We had another errand hang recently when he bought a washer. Before you jump to conclusions: he did not bring me along because he needed help. Joey is a grown-ass man and knew what kind of washer he wanted, how much he wanted to pay, and the various merits of various brands on the market. He didn’t need me to chicksplain laundry. He just wanted company while he located said washer, stood around waiting for a sales associate, stood around waiting to sign incomprehensible things, stood around waiting to pay for everything, then finally stood around before someone came to arrange delivery of his slightly used Whirlpool. So I stood around with him, leaned on appliances, and laughed about that one time in college I got so stoned that I woke up stoned and cried, because I thought I’d be stoned forever (note: Joey never got high. He only babysat me).

I pronounced his washer a good washer, though what the fuck do I know about washers, except my husband picked ours and it works. He enjoyed my company, and we had a chance to hang out. That’s an errand hang. You probably do this. Most moms do. When and how else are we supposed to see our friends? We have no free time. So when we do something, we phone a friend. That friend probably has the same shit to do that we do, so they come along, and that trip turns into an odyssey, complete with Starbucks.

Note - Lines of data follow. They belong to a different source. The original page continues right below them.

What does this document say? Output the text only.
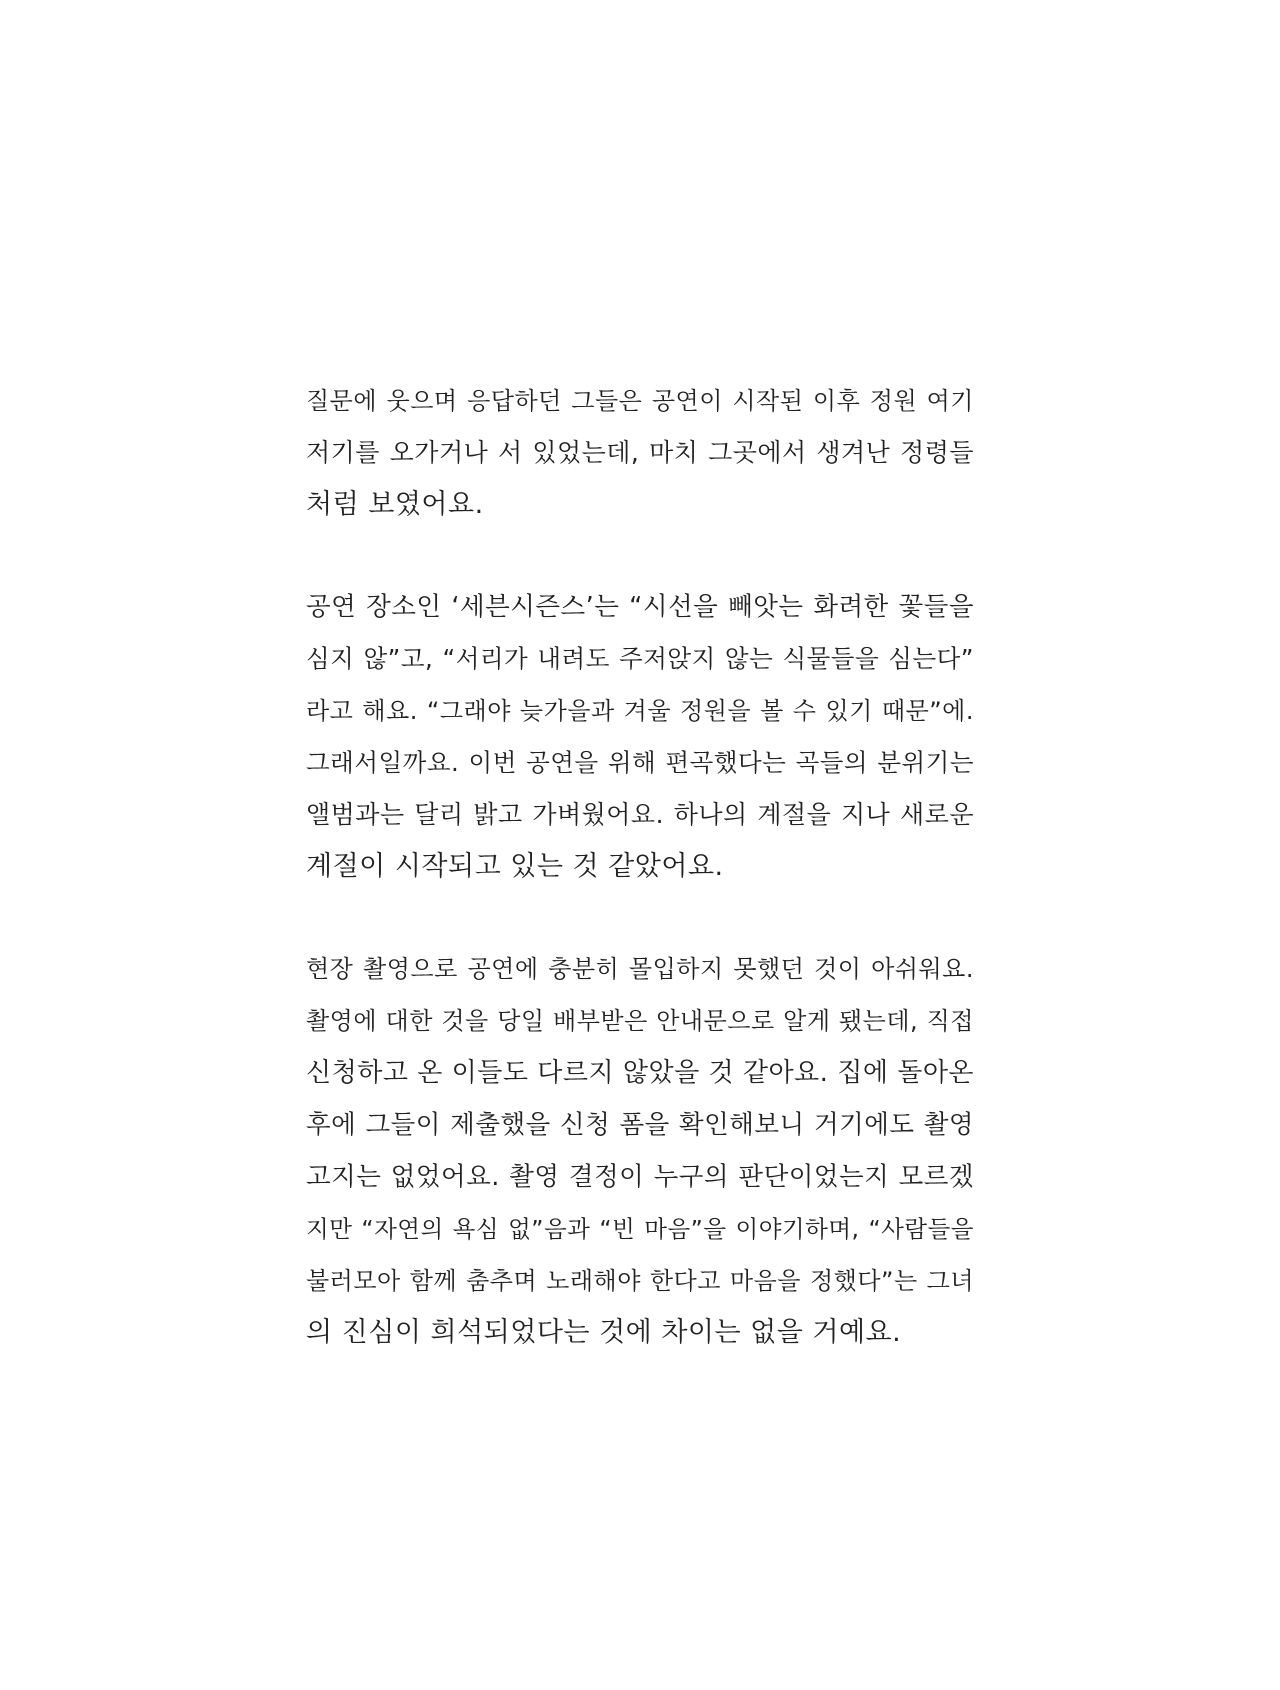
질문에 웃으며 응답하던 그들은 공연이 시작된 이후 정원 여기
저기를 오가거나 서 있었는데, 마치 그곳에서 생겨난 정령들
처럼 보였어요.

공연 장소인 ‘세븐시즌스’는 “시선을 빼앗는 화려한 꽃들을
심지 않”고, “서리가 내려도 주저앉지 않는 식물들을 심는다”
라고 해요. “그래야 늦가을과 겨울 정원을 볼 수 있기 때문”에.
그래서일까요. 이번 공연을 위해 편곡했다는 곡들의 분위기는
앨범과는 달리 밝고 가벼웠어요. 하나의 계절을 지나 새로운
계절이 시작되고 있는 것 같았어요.

현장 촬영으로 공연에 충분히 몰입하지 못했던 것이 아쉬워요.
촬영에 대한 것을 당일 배부받은 안내문으로 알게 됐는데, 직접
신청하고 온 이들도 다르지 않았을 것 같아요. 집에 돌아온
후에 그들이 제출했을 신청 폼을 확인해보니 거기에도 촬영
고지는 없었어요. 촬영 결정이 누구의 판단이었는지 모르겠
지만 “자연의 욕심 없”음과 “빈 마음”을 이야기하며, “사람들을
불러모아 함께 춤추며 노래해야 한다고 마음을 정했다”는 그녀
의 진심이 희석되었다는 것에 차이는 없을 거예요.
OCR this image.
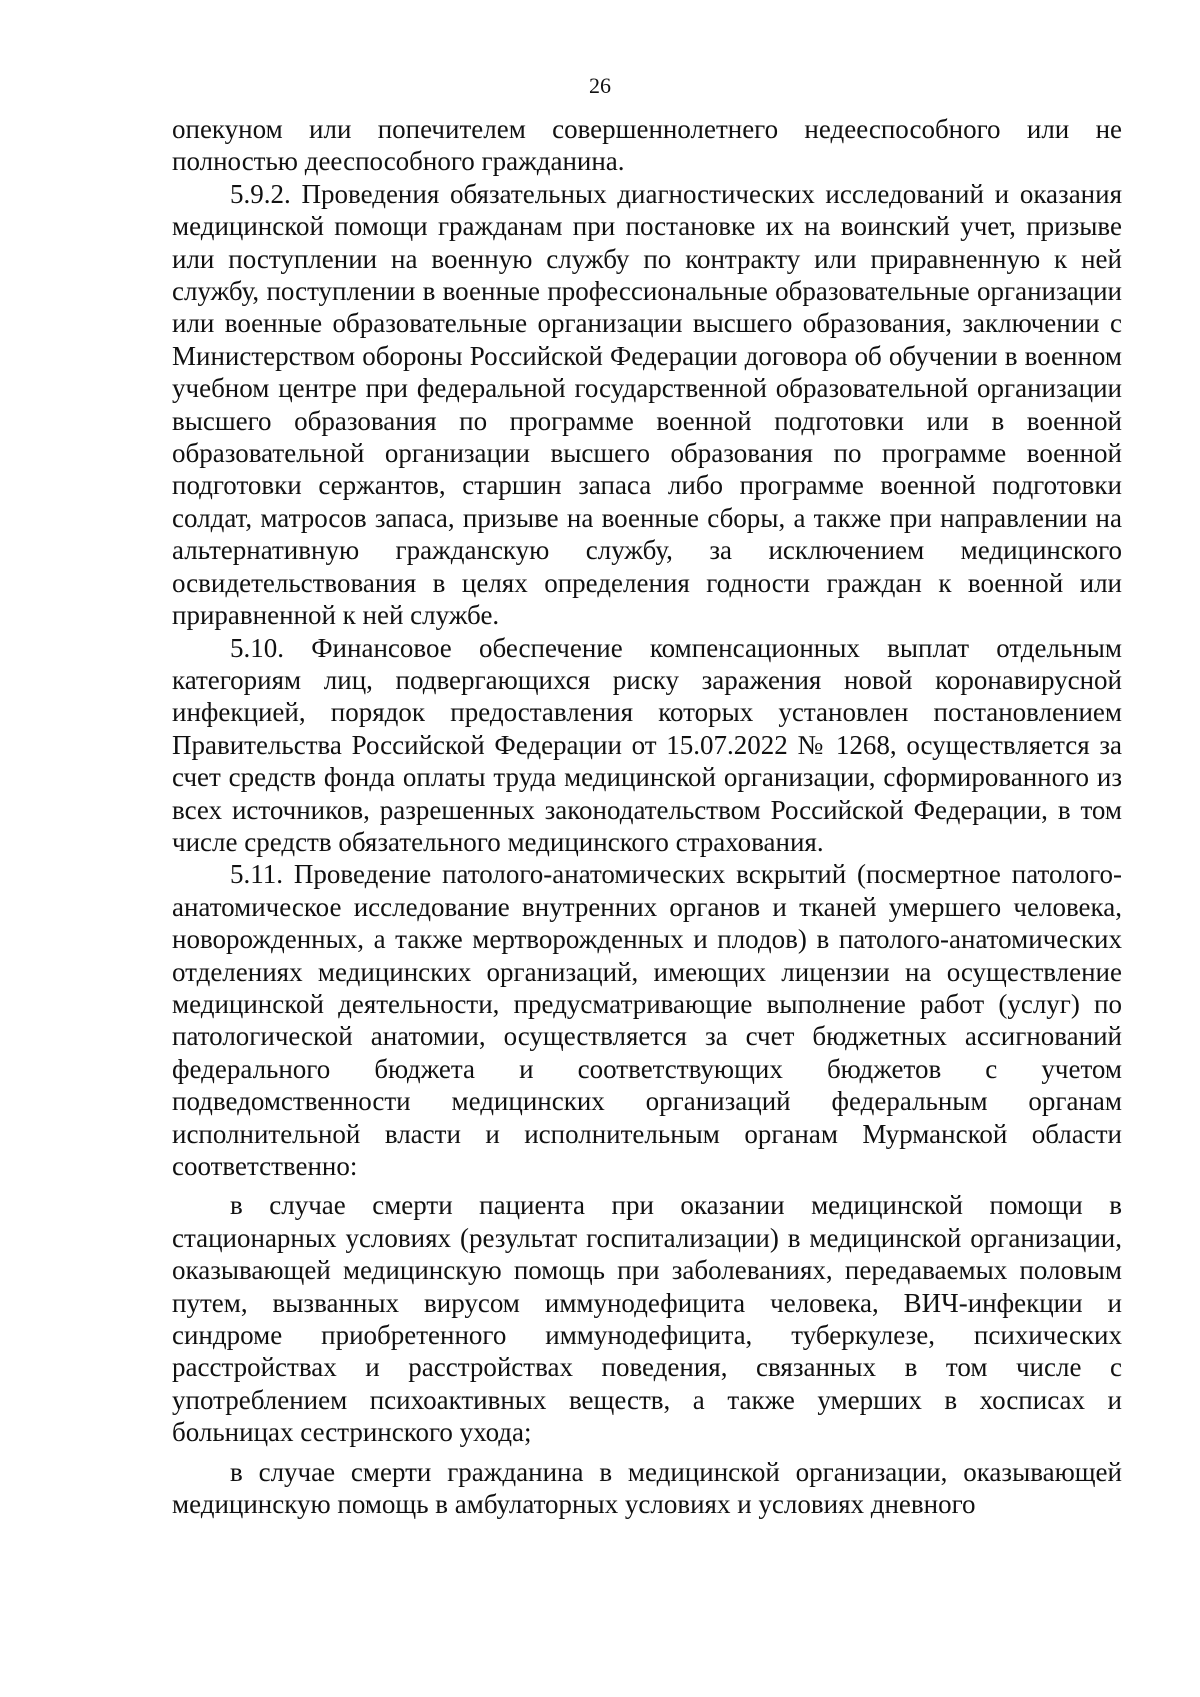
26

опекуном или попечителем совершеннолетнего недееспособного или не полностью дееспособного гражданина.

5.9.2. Проведения обязательных диагностических исследований и оказания медицинской помощи гражданам при постановке их на воинский учет, призыве или поступлении на военную службу по контракту или приравненную к ней службу, поступлении в военные профессиональные образовательные организации или военные образовательные организации высшего образования, заключении с Министерством обороны Российской Федерации договора об обучении в военном учебном центре при федеральной государственной образовательной организации высшего образования по программе военной подготовки или в военной образовательной организации высшего образования по программе военной подготовки сержантов, старшин запаса либо программе военной подготовки солдат, матросов запаса, призыве на военные сборы, а также при направлении на альтернативную гражданскую службу, за исключением медицинского освидетельствования в целях определения годности граждан к военной или приравненной к ней службе.

5.10. Финансовое обеспечение компенсационных выплат отдельным категориям лиц, подвергающихся риску заражения новой коронавирусной инфекцией, порядок предоставления которых установлен постановлением Правительства Российской Федерации от 15.07.2022 № 1268, осуществляется за счет средств фонда оплаты труда медицинской организации, сформированного из всех источников, разрешенных законодательством Российской Федерации, в том числе средств обязательного медицинского страхования.

5.11. Проведение патолого-анатомических вскрытий (посмертное патолого-анатомическое исследование внутренних органов и тканей умершего человека, новорожденных, а также мертворожденных и плодов) в патолого-анатомических отделениях медицинских организаций, имеющих лицензии на осуществление медицинской деятельности, предусматривающие выполнение работ (услуг) по патологической анатомии, осуществляется за счет бюджетных ассигнований федерального бюджета и соответствующих бюджетов с учетом подведомственности медицинских организаций федеральным органам исполнительной власти и исполнительным органам Мурманской области соответственно:

в случае смерти пациента при оказании медицинской помощи в стационарных условиях (результат госпитализации) в медицинской организации, оказывающей медицинскую помощь при заболеваниях, передаваемых половым путем, вызванных вирусом иммунодефицита человека, ВИЧ-инфекции и синдроме приобретенного иммунодефицита, туберкулезе, психических расстройствах и расстройствах поведения, связанных в том числе с употреблением психоактивных веществ, а также умерших в хосписах и больницах сестринского ухода;

в случае смерти гражданина в медицинской организации, оказывающей медицинскую помощь в амбулаторных условиях и условиях дневного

Hell, even Joey and I ran the gas station for energy drinks.

So I’m with Cindy Wang Brandt. She says that in Mandarin, they call the errand hang “陪, ‘pei,’ to accompany someone for completely frivolous reasons.” I like that. Sometimes we Americans combine our own business with someone else’s (see my mom friends and me), but other times, we just cruise around with someone else because they have something to do and it’s convenient. I’ve had friends come with me to buy dresses, to pick out paint, and to look for Christmas presents for people they’ve never met. It’s a chance to talk, to hang, to do something without doing anything.

We need more errand hanging in this world. And if your friend looks at you strangely when you ask them to errand hang, they’re fucking weird. Who would say no to standing around with a drink in one hand while debating the merits of mattresses or washers or Christmas presents for people they’ve never met?

With a stranger? Weird. With a dear friend? An errand hang.